Infinite sequences and series. Polar coordinates, parametric equations, arc length. Vector geometry, differentiation of vector-valued functions. Partial differentiation. Students will complete a project using a computer algebra system.

**
Prerequisites:
** Mathematics 253 or 263 or 283 or Applied Mathematics 219; and Mathematics 211 or 221.

**
Note:
** Credit for both Mathematics 349 and 381 will not be allowed.

### Mathematics 353 H(3-1T)

#### Calculus IV

Applications of partial differentiation, multiple integrals, vector calculus including Stokes' and the Divergence Theorems.

**
Prerequisites:
** Mathematics 349.

**
Note:
** Credit for more than one of Mathematics 353, Mathematics 381, 331 or Applied Mathematics 309 will not be allowed.

### Mathematics 381 H(3-1T)

#### Honours Calculus III

Functions of several variables; differentiability, extrema. Implicit and inverse function theorems. Integration of functions of several variables; line integrals; surface integrals. Students will complete a project using a computer algebra system.

**
Prerequisites:
** Mathematics 283; or a grade of B+ or better in Mathematics 253 or Applied Mathematics 219.

**
Corequisites:
** Mathematics 211 or 221.

**
Note:
** Credit for more than one of Mathematics 331, 353, 381, and Applied Mathematics [AMAT309] will not be allowed.

**Note:** Credit for both Mathematics 349 and 381 will not be allowed.

### Mathematics 401 H(3-0)

#### Special Topics

Higher level topics which can be repeated for credit.

**
Prerequisites:
** Consent of the Department.

**
Note:
** This course is designed to add flexibility to completion of an undergraduate pure mathematics or general mathematics program.

**
MAY BE REPEATED FOR CREDIT
**

### Mathematics 403 H(3-0)

#### Topics in Mathematics for Economics

Techniques of integration.

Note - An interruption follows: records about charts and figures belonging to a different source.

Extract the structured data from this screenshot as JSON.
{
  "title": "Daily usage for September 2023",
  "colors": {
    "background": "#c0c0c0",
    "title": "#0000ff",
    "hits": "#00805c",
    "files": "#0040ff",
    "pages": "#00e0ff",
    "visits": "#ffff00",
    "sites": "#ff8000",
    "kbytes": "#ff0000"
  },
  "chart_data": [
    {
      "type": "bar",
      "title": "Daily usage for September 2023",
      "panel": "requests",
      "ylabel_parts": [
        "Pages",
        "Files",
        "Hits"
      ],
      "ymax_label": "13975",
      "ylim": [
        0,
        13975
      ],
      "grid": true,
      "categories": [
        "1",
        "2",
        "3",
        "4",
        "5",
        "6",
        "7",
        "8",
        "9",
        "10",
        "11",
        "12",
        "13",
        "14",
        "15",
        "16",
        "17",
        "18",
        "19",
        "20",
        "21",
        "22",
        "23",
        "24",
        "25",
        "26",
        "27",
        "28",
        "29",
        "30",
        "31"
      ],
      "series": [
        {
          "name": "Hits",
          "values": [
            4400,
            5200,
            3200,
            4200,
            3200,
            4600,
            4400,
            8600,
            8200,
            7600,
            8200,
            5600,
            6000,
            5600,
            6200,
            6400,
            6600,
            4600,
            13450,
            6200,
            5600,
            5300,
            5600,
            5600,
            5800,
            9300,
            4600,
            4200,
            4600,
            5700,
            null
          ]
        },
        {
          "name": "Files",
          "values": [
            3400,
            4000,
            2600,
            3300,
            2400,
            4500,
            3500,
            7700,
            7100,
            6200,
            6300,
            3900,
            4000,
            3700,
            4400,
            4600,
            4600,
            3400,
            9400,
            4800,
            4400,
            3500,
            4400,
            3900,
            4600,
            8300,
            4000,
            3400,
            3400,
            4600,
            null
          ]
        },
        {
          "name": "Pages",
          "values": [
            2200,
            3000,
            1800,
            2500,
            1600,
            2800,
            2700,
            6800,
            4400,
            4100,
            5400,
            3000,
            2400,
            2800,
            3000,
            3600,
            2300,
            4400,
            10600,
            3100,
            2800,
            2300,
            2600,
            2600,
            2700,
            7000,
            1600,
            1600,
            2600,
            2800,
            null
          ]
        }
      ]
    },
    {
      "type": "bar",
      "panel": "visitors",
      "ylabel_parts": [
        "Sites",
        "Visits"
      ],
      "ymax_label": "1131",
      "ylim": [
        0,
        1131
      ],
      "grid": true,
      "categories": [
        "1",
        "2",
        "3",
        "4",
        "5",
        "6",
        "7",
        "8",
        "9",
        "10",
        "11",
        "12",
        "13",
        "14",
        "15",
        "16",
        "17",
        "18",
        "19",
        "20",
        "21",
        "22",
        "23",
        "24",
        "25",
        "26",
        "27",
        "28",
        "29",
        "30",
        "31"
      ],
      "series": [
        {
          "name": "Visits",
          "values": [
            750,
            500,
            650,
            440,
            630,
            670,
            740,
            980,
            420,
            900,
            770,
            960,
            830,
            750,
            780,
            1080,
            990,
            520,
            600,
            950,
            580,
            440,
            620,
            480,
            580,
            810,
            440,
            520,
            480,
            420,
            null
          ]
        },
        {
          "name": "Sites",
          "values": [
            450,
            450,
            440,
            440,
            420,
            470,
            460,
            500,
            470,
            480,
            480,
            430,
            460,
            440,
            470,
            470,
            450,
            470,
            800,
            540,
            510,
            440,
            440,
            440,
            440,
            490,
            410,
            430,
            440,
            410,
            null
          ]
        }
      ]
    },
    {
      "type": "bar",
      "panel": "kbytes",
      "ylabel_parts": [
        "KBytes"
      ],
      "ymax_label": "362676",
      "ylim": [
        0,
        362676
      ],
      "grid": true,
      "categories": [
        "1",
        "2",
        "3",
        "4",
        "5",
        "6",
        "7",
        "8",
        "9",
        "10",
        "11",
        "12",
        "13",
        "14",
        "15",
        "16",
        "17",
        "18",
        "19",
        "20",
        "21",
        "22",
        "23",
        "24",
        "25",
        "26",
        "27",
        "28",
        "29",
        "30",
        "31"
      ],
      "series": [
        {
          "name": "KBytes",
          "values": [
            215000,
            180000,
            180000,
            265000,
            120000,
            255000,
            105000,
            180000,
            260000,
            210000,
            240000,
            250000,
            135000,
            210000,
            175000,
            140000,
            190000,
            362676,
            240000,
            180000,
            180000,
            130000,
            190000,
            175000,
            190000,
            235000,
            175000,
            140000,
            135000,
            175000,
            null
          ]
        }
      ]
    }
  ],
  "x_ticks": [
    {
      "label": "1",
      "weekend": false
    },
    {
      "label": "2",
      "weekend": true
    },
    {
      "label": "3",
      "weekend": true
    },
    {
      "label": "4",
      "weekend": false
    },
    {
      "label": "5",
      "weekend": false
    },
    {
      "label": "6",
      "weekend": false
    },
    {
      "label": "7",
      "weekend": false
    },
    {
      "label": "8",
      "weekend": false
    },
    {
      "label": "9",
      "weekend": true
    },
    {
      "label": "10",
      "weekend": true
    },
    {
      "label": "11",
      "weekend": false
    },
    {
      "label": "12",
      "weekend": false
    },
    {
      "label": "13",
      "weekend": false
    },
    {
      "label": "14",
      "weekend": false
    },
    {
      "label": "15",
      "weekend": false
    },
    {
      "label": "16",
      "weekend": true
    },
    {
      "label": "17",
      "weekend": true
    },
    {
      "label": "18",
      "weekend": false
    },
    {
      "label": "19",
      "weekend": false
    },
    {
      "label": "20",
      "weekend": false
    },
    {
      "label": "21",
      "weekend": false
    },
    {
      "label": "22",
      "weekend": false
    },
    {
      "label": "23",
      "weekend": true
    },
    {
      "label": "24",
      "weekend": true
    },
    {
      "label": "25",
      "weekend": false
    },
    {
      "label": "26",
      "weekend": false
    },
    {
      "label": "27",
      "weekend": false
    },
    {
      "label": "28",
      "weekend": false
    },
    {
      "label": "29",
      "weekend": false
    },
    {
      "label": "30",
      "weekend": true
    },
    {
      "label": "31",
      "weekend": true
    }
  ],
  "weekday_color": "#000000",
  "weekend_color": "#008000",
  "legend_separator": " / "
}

Multiple integrals. Analysis of functions. Continuity. Compact sets. Convex sets. Separating hyperplanes. Lower and upper hemi-continuous correspondences. Fixed point theorems, Optimal control.

**
Prerequisites:
** Mathematics 211 or 221 and 253 or 263 or 283 or Applied Mathematics 219; or both Economics 387 and 389.

### Mathematics 411 H(3-1T)

(formerly Applied Mathematics 441)

#### Linear Spaces with Applications

Linear operators and matrices. Jordan forms. Eigenvalue problems. Quadratic forms. Applications.

**
Prerequisites:
** Mathematics 311 and one of 331, 353, 381 or Applied Mathematics 309.

**
Note:
** May not be offered every year. Consult the Department for listings.